Communiqué Mutualité française – 7 juin 2021

La fédération professionnelle de la branche des bureaux d’études souligne la volonté des bureaux d’études et d’ingénierie de contribuer au développement régional. 

Les propositions de Cinov s’inscrivent dans la perspective du renouvellement des exécutifs régionaux.
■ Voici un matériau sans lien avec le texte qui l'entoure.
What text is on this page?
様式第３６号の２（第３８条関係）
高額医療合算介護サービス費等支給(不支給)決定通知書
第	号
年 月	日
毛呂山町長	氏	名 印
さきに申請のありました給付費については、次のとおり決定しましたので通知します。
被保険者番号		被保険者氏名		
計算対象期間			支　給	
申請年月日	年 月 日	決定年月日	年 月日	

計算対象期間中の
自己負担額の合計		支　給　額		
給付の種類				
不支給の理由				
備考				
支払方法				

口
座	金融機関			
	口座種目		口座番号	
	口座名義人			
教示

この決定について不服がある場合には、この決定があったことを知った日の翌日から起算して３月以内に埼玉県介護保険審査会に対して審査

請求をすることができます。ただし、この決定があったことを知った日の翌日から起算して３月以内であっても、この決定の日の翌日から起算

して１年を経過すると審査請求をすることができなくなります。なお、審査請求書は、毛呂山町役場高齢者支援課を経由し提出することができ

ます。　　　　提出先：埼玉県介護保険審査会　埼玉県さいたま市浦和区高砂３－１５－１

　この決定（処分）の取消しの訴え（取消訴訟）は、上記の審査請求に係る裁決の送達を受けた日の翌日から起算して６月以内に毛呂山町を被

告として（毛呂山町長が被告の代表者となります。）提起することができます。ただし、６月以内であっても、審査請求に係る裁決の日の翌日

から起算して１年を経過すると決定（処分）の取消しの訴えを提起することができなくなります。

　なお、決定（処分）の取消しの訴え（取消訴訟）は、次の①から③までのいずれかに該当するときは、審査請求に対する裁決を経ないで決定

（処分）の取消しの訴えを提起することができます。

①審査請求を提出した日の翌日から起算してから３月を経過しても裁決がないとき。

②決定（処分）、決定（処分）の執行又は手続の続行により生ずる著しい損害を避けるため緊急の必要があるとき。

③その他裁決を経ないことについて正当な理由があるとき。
Les entreprises de la filière sont prêtes à mobiliser leur «expertise et à (…) savoir-faire dans l’élaboration et la mise en œuvre de leurs programmes (…), notamment dans les domaines du développement économique, de la commande publique, de la transition numérique et de la formation professionnelle». Et de rappeler que «les leviers de compétence (des-NDLR) collectivités (sont-NDLR) complémentaires des expertises, des domaines d’action et des processus décisionnels propres aux métiers de la branche». 

Communiqué Fédération Cinov – 7 juin 2021

 

La Fédération nationale de l’automobile salue la position de la Commission européenne sur le règlement d’exemption appliqué aux services de l’automobile

Réagissant au rapport d’évaluation du règlement d’exemption par catégorie, la FNA «salue l’objectivité de la Commission européenne qui reprend les dénonciations faites depuis plusieurs années (…)  tenant aux difficultés croissantes des réparateurs indépendants à avoir accès aux données techniques, des obstacles rencontrés par les importateurs empêchant les consommateurs d’avoir accès à une offre plus intéressante dans d’autres Etats membres ou encore de l’importance de l’accès libre aux pièces de rechange».
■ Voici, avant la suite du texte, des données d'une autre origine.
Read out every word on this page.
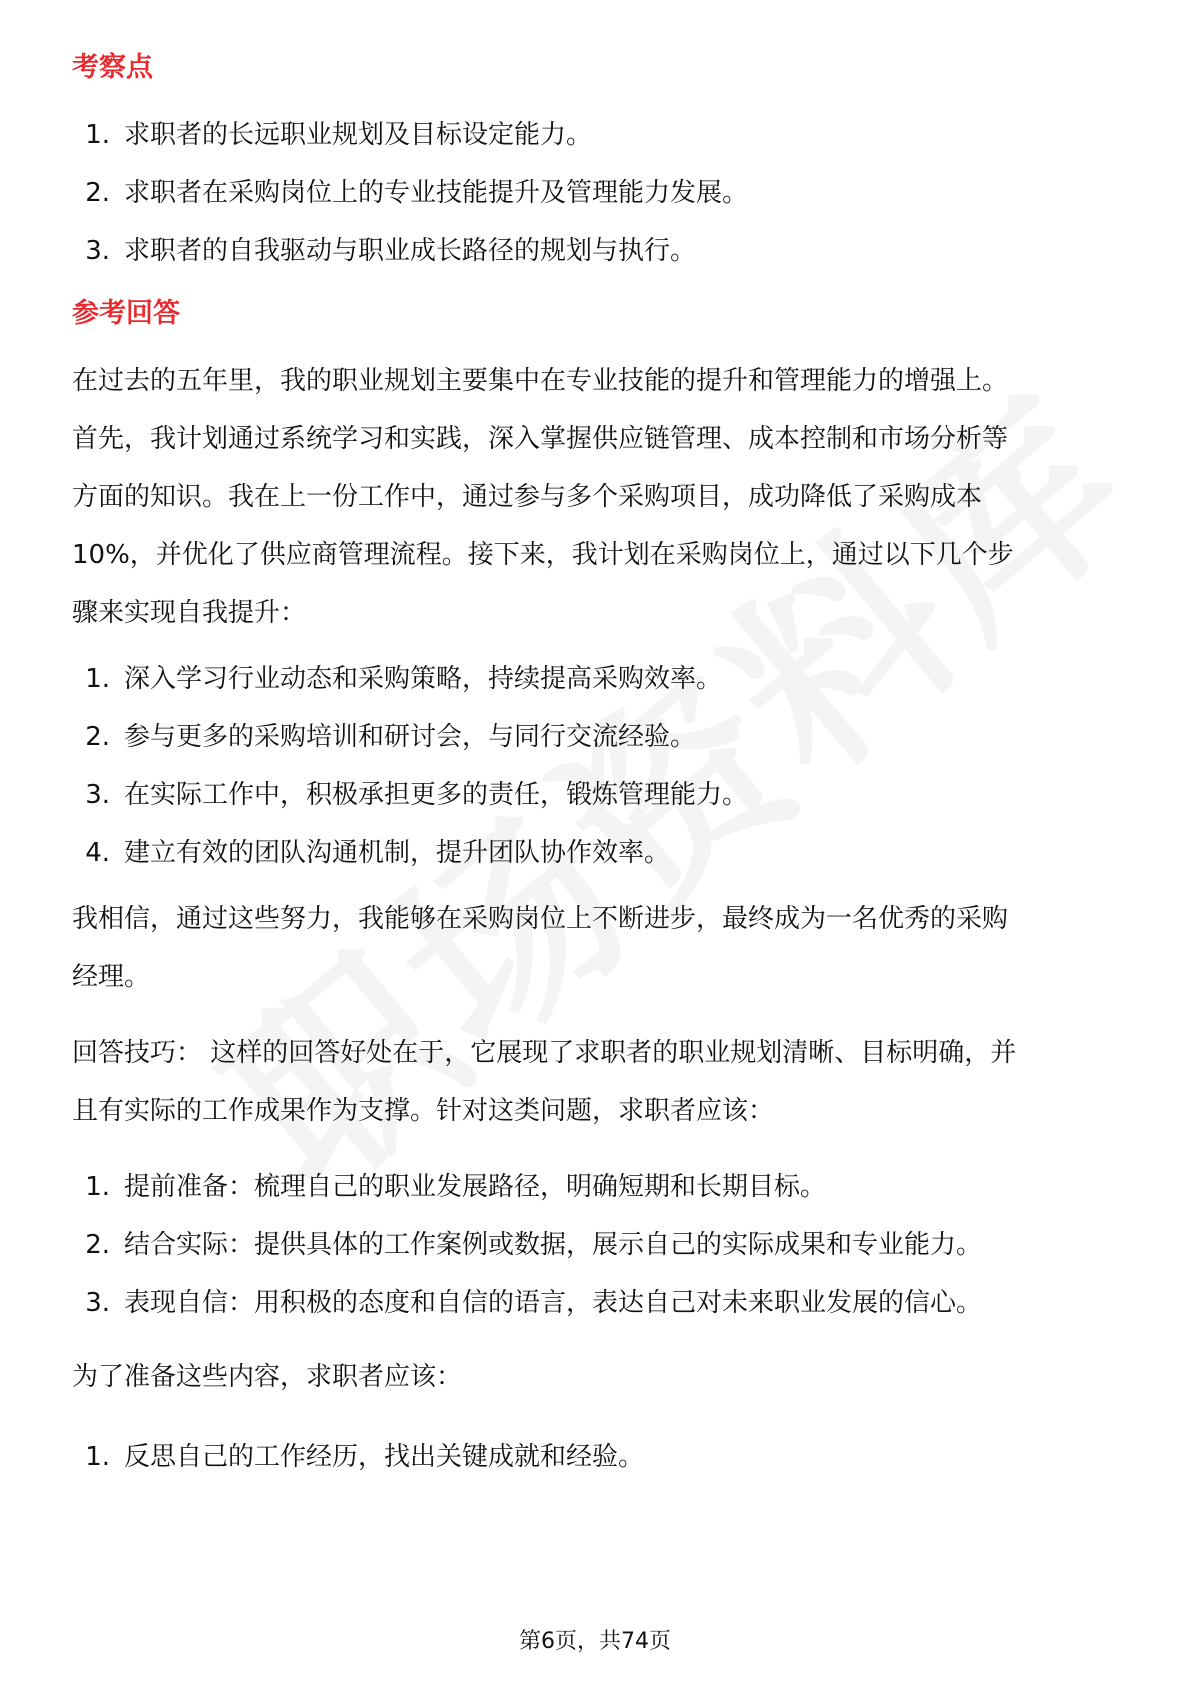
考察点

1. 求职者的长远职业规划及目标设定能力。
2. 求职者在采购岗位上的专业技能提升及管理能力发展。
3. 求职者的自我驱动与职业成长路径的规划与执行。

参考回答

在过去的五年里，我的职业规划主要集中在专业技能的提升和管理能力的增强上。

首先，我计划通过系统学习和实践，深入掌握供应链管理、成本控制和市场分析等

方面的知识。我在上一份工作中，通过参与多个采购项目，成功降低了采购成本

10%，并优化了供应商管理流程。接下来，我计划在采购岗位上，通过以下几个步

骤来实现自我提升：

1. 深入学习行业动态和采购策略，持续提高采购效率。
2. 参与更多的采购培训和研讨会，与同行交流经验。
3. 在实际工作中，积极承担更多的责任，锻炼管理能力。
4. 建立有效的团队沟通机制，提升团队协作效率。

我相信，通过这些努力，我能够在采购岗位上不断进步，最终成为一名优秀的采购

经理。

回答技巧： 这样的回答好处在于，它展现了求职者的职业规划清晰、目标明确，并

且有实际的工作成果作为支撑。针对这类问题，求职者应该：

1. 提前准备：梳理自己的职业发展路径，明确短期和长期目标。
2. 结合实际：提供具体的工作案例或数据，展示自己的实际成果和专业能力。
3. 表现自信：用积极的态度和自信的语言，表达自己对未来职业发展的信心。

为了准备这些内容，求职者应该：

1. 反思自己的工作经历，找出关键成就和经验。
第6页，共74页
Considérant «les enjeux énormes sur le secteur», l’organisation professionnelle exhorte la Commission «à opérer une révision des textes européens» et à une «mise à jour (des-NDLR) problématiques terrain» concernant «les pièces détachées, les outils, la formation, les informations techniques et les données générées par les véhicules ». Plus généralement, la FNA continuera à faire des propositions pour «la réintroduction d’un règlement d’exemption catégoriel spécifique au secteur automobile».

Communiqué FNA – 7 juin 2021

L'Assemblée permanente des chambres d'agriculture (APCA) se joint à la Fédération nationale des syndicats d'exploitants agricoles (FNSEA) pour dénoncer les «tarifs révisés» proposés par la Commission de la régulation de l'énergie (CRE) pour les «contrats de rachat d’électricité photovoltaïque conclus sous les tarifs de 2006 et 2010». Les deux institutions professionnelles jugent que «les propositions de la CRE (sont-ndlr) basées sur une logique mathématique complètement déconnectée des réalités de l'entreprise», qu'elles «reviennent sur les engagements (de viabilité-ndlr) pris en loi de finance» et qu'elles négligent la position du Conseil constitutionnel qui avait validé cette révision «sous réserve du respect de la viabilité économique des producteurs». L'APCA et la FNSEA affirment de concert que «descentaines d’exploitations qui ont financé leurs bâtiments d’élevage ou de stockage grâce à la vente d’électricité sont en péril» et qu'il est indispensable de la CRE «revoie sa copie».